また、意識レベルはずっとそこにとどまっているものでもなく、
状況によって変わるようです。
ですから、私自身がこころと向き合う時に
論理療法といったおそらく上の層に近い手法も使ってもいいし、
同時に瞑想といった下の層に近い手法も使ってもいいし、そこはすごく自由なんだなと思いました。
色々なセラピーをうけてもしんどかったという方、
本書はセラピーの指南書になると思います。
最後に:人間を包括的な存在としてみるために
冒頭でチラっと出てきたウィルバーの「インテグラル理論」は、人間の全体性を捉えるのに4象限というフレームワークを利用します。
引用元:http://integraljapan.net/words/aqal.htm
※「無境界」では意識のスペクトルを中心に書かれており、あくまで左上象限のみにスポットをあてている位置づけなのかな〜と個人的には思っております。
今まで、内的な意識開発というと、どうしてもスピリチュアルの世界観によった話になりがちでしたが、このフレームワークを使うと
人間が
・内的(主観・スピリット)な存在
・物質的(肉体)な存在
・文化的な存在
・社会的な存在
といったすべてのものを包括した存在であることを認識できます。
インテグラル理論については、私もまだ理解がおっついてないので、多くは語れないですが、人間を多面的に捉えられたことで、
すごく視野が広がった気がします。
この図が掲載されているこちらのサイトもわかりやすかったです。
http://integraljapan.net/words/aqal.htm
ただ、万物をフレームワークに抑え込もうとしすぎると
また違った方向にいきそうなので、
あくまで方法論であり、グラデーションが存在することは忘れないようにしようと思います◎
ケン・ウィルバーも「万物の理論」で"固定的で最終的な理論ではなく、
単にもっと良いものを得る手助けになるかどうかという目的のもの"といっていましたし。
で、今までダラダラ書いたんですけど、最後に、
ケン・ウィルバーのwikiに「ウィルバーの思想活動の基盤にある根本的な発想」としてまとめられていた一文が泣くほど好きなので、これを紹介して終わります。

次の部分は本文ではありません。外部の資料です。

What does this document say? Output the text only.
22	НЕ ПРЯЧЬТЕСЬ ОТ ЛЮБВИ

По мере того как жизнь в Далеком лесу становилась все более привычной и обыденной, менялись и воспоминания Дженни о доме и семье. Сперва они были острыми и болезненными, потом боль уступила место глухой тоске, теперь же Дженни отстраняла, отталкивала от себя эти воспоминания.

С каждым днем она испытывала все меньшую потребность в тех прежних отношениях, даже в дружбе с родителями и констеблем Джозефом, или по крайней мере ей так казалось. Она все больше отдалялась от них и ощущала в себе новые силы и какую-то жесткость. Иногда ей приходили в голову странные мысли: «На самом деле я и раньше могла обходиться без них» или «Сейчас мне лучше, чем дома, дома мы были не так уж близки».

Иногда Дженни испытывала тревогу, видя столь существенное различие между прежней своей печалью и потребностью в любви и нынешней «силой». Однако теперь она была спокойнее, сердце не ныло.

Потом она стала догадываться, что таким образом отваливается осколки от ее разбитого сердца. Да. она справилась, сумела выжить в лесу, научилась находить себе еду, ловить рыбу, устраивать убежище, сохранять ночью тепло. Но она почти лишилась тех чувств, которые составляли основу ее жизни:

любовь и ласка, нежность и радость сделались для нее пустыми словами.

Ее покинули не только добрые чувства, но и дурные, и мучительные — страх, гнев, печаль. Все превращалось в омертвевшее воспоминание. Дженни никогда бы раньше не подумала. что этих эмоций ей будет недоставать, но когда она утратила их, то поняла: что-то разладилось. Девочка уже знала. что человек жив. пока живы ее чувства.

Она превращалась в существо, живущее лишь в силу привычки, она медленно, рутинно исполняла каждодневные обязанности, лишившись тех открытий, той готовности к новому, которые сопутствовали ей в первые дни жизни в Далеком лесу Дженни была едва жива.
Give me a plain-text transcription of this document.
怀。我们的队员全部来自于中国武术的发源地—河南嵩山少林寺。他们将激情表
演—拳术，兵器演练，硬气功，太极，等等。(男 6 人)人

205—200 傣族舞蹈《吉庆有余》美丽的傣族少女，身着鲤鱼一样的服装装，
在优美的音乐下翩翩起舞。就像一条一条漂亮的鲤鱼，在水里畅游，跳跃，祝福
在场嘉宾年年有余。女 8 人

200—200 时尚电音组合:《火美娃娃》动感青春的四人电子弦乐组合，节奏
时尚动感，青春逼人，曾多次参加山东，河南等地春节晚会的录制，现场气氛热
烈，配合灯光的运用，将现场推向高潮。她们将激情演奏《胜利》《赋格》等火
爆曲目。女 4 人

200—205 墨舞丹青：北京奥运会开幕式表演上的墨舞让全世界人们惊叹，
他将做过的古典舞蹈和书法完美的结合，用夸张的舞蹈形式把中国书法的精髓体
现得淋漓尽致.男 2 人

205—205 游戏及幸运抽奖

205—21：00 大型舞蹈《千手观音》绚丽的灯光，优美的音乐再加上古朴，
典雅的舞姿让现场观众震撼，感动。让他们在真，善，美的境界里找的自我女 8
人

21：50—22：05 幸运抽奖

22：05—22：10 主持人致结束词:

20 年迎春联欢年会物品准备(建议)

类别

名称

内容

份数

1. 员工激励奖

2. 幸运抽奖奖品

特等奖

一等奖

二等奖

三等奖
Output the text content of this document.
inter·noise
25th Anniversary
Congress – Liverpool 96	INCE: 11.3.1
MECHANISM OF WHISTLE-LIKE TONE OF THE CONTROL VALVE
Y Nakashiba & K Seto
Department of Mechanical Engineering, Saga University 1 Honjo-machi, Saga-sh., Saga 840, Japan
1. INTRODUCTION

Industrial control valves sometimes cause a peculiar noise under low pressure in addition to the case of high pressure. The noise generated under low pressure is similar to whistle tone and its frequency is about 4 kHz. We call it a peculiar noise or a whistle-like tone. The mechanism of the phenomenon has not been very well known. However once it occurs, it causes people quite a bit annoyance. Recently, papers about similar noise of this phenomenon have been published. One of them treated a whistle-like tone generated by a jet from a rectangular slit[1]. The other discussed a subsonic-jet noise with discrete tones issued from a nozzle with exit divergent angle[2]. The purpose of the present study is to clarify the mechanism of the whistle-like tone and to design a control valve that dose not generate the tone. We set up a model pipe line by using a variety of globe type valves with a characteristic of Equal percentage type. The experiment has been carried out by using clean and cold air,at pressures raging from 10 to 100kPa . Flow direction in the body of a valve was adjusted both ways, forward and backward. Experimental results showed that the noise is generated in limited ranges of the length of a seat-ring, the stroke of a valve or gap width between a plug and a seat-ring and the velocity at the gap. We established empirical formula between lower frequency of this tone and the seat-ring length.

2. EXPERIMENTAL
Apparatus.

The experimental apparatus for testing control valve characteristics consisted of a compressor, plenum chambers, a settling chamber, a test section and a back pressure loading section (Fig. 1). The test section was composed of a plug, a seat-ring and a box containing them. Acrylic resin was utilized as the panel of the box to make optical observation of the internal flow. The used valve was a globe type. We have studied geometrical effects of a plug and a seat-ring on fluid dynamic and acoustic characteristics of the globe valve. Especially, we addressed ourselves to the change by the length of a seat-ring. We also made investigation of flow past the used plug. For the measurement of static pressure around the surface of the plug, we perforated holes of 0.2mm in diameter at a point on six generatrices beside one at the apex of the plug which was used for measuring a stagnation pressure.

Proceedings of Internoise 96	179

私は人間ちっせぇので「自分が正しい」ってなりがちですが、いつも、なるべく、こうゆう気持ちで生きていたい!
世界に存在するあらゆる視点は必ずある真実を内包する。
従って、必要とされるのは、存在する多数の視点のうち、どれを最も正しいものとして選択するかということではなく、それぞれの視点が内包する真実を認識・尊重したうえで、それらがどのように相互に関係しているかを理解することである。